The lowland areas were really soft sand, and the mountain roads were made of big rocks. It was really hot in the desert, 35-38 degrees, while in the mountains it was chilly, like 7 or 8 degrees, so you needed warm clothes and cold clothes
You can’t go over the sandy parts too fast, as you don’t want to break your bike, and if you break yourself it’s a long way from the hospital. In the Atlas mountains it’s all green, and very pretty; then in the Sahara, you’re on the sand. I never used the tents, just slept on the sand, on a mattress, and in the morning you shake the scorpions from your boots.
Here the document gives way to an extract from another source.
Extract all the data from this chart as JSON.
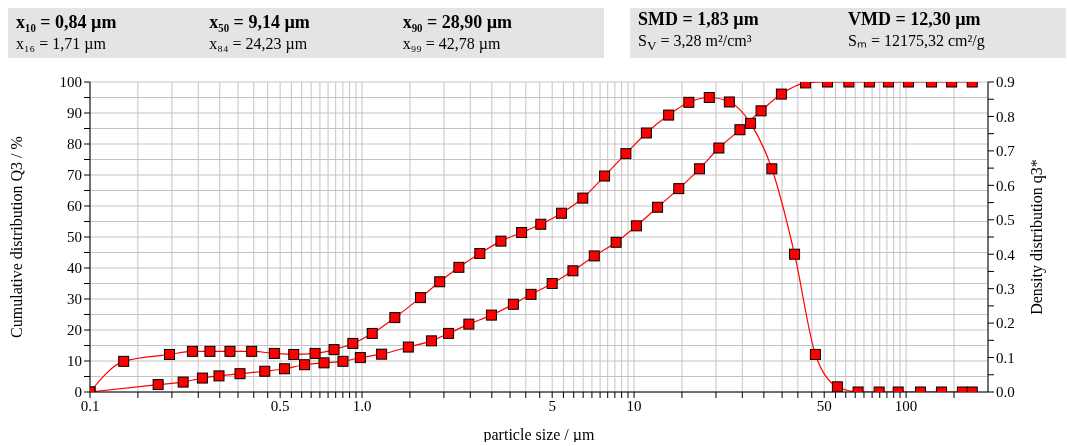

You don’t see anything but the stars, there’s nothing else out there. It’s something you can’t forget.”
“The desert was really hot, you ride all day, there’s good food in Morocco – it's really nice.”
“In some places, it’s all flat, and you go straight for 100km, and there’s nothing.  You see the mountains at the end, and you keep going, and there’s nobody.”
In the evening you are happy, dead tired and die for food and beer. then you fall like on your sleeping bag, look at the stars above you and you are just in love with life. when you wake up in the morning just make sure you check your boots for scorpions!